A friend of mine and I have been debating whether contemplation and science can truly meet. Our conversations tend to orbit around that tension. We keep returning to the same crux: whether these two modes of inquiry can coexist, or whether they’re bound to speak past each other.
Books like The Universe in a Single Atom, where the Dalai Lama explores the overlap between scientific inquiry and contemplative insight, have helped me think more clearly about this. He distinguishes between first-person and third-person ways of knowing1, a distinction some philosophers refer to as perspectival asymmetry or gap (Masi, F., 2023, Milicevic et al., 2025).
The first-person stance studies reality from the inside, using awareness itself as the laboratory. It offers a disciplined path for direct investigation, a thread running through Advaita Vedānta’s vichāra, Buddhist vipassanā, Zen zazen, and even phenomenological epoché in Western thought.
The third-person stance, by contrast, studies the world from the outside, through observation, measurement, and verification, knowledge that can be shared and tested. The friction between them lies in their standards of evidence: the contemplative treats their own subjective filter as data; while the scientist tries to remove it from the equation.
And yet, the gap feels narrower than it once did. Neurophenomenology (Bockelman et al., 2013; Milicevic et al., 2025) now attempts to integrate subjective reports, behavioral data, and neural measures, combining first-, second-, and third-person perspectives into one framework.
Similar work translates contemplative theories into scientific language (Wright et al., 2023), turning centuries of inner observation into ideas science can test. The authors show that meditation traditions, like those found in Buddhism, offer detailed maps of the mind that can be expressed in functional, measurable terms. Their “Thin Model” describes how first-person experiences, such as changes in focus or self-awareness, can be linked to brain and behavioral data.
The tension between first-person and third-person knowing seems to be what the Emergent Phenomenology Research Consortium is trying to untangle. They study so-called “spiritual” or “mystical” experiences using scientific and clinical methods. Their goal is to understand them rigorously and ethically, integrating subjective reports with measurable data. I find that approach compelling, a kind of epistemic humility that takes both introspection and observation seriously.
Of course, first-person inquiry has its limits.
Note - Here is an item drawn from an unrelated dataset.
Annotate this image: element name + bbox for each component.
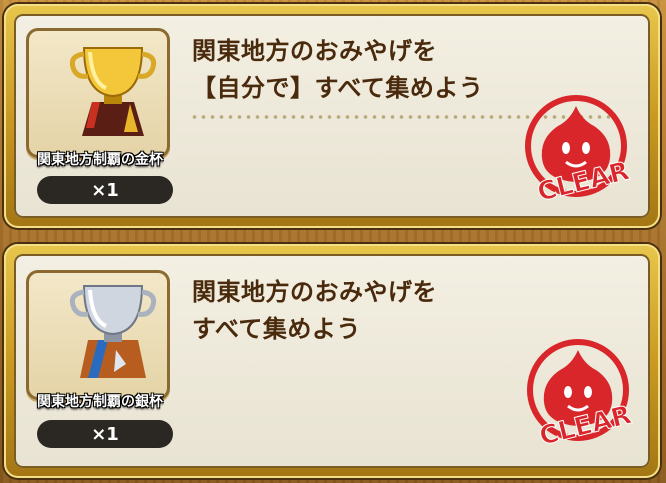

Introspection is prone to bias and interpretation; we often build stories about our experience rather than observe it directly. Yet to ignore the subjective altogether is to fall into a deeper blind spot, the inability to account for the consciousness doing the measuring.
As the Dalai Lama suggests, a more complete understanding of reality and how the mind works may require both perspectives: science to map the outer world of data, evidence, and physical law; contemplation to chart the inner landscape of awareness and experience.
A growing body of work also highlights the value of second-person perspectives, relational or dialogical forms of inquiry where insight arises through interaction rather than isolation (Milicevic et al., 2025). Traditional practices such as satsang could be seen as exemplifying this mode of knowing.